Em algum momento, ali pelo fim de 2019, o torcedor do Flamengo chegou a Canaã. A terra prometida. A era da supremacia, o paraíso em vermelho e preto. O longo, tenebroso e paulistizado inverno havia terminado. O riquíssimo e saudável Clube de Regatas assumia sem rivais o trono do futebol brasileiro. Era seu, apenas seu e de mais ninguém.
A grana jorrava. O futebol jogado era encantador. Os outros times tentavam sobreviver em vez de competir. Quem poderia desafiar tamanha soberania? Ah, o destino. Da Europa euros foram acenados na direção de Jorge, o Jesus. E, de repente, não mais que de repente, o domínio virou competição. Apareceu o Palmeiras. O Galo. O Flu-Diniz. E mais recentemente o Botafogo turbodólar de John Textor.
A soberania não compareceu. Mas permaneceu como desejo não realizado, como expectativa surrealista, como assombração para todos os que trabalham no Ninho do Urubu. Esta semana, o Fla-Tite despachou o Bahia sem susto na Copa do Brasil. Mesmo com uma impressionante coleção de desfalques, o time segue vivíssimo nas três competições que disputa. E ainda assim o torcedor está desconfiado, ressabiado, recalcitrante.
O Fla-Jesus de 2019 transformou o rubro-negro médio num devoto dogmático de sua própria fé. Aquele foi o Flamengo onírico, o Flamengo que sempre-deveria-ter-sido, o Flamengo verdadeiro, o 1981 redivivo. O sonho materializado e a riqueza financeira criaram um sarrafo inatingível. Ganhou Libertadores jogando mal? Vala! Perdeu Estadual? Cova! Assim como Ceni, Sampaoli e outros... Tite compete contra esse espectro.
O canto de “Real Madrid, pode esperar” trazia esse subtexto. O torcedor acalentava o sonho de um Real Madrid tropical. De 2019 pra cá... Fla e Palmeiras têm os mesmos números nacionais. E, para o torcedor rubro-negro, isso parece um empate com sabor de derrota. O Fla dormiu Brad Pitt em 2019... e acordou Bruno Gagliasso nos anos seguintes. Continuou com bom destaque, levou taças – mas... o Oscar de melhor filme, ou de time mais dominante e global, não veio.
Verdade que o Fla-Tite é mais eficiente que encantador.
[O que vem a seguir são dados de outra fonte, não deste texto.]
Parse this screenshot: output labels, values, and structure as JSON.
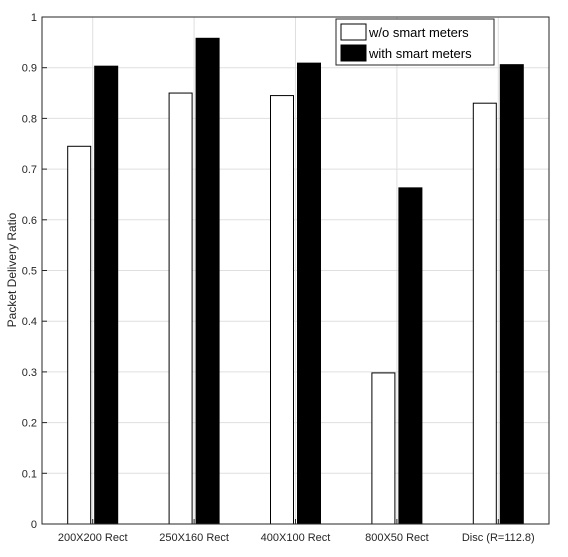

Mas... que time sobreviveria sem seu principal atacante (Pedro), seu ponta titular (Cebolinha), um lateral de seleção (Viña) e dois meias criativos com lesões recorrentes (De La Cruz e Arrascaeta)? Se as altas expectativas atrapalharam em algum momento... talvez as baixas agora ajudem. De repente, o Flamengo não é considerado favorito no Brasileiro nem na Libertadores. Há até quem trate comicamente como zebra.
Nostrapoli, o tarólogo profeta visionário necromante adivinhador que serve a esta coluna, trabalhou seus búzios, cartas e bolas de cristal e verificou com ampla certeza: há bons augúrios rubro-negros no horizonte. Involuntariamente, diz o arúspice vidente, o Flamengo entrou na posição astral ideal do horóscopo esportivo: a casa do favorito subestimado.
Poucas receitas de psicologia de vestiário funcionam melhor. É nessa hora que Tite, o coach mais coach de todos os tempos, vai galvanizar seus jogadores e dizer: ninguém acredita em nós! Vamos provar pra eles! Não será surpresa se este Flamengo ganhar duas, quiçá três taças. E ainda assim é capaz de aparecer alguém para reclamar da falta de espetáculo.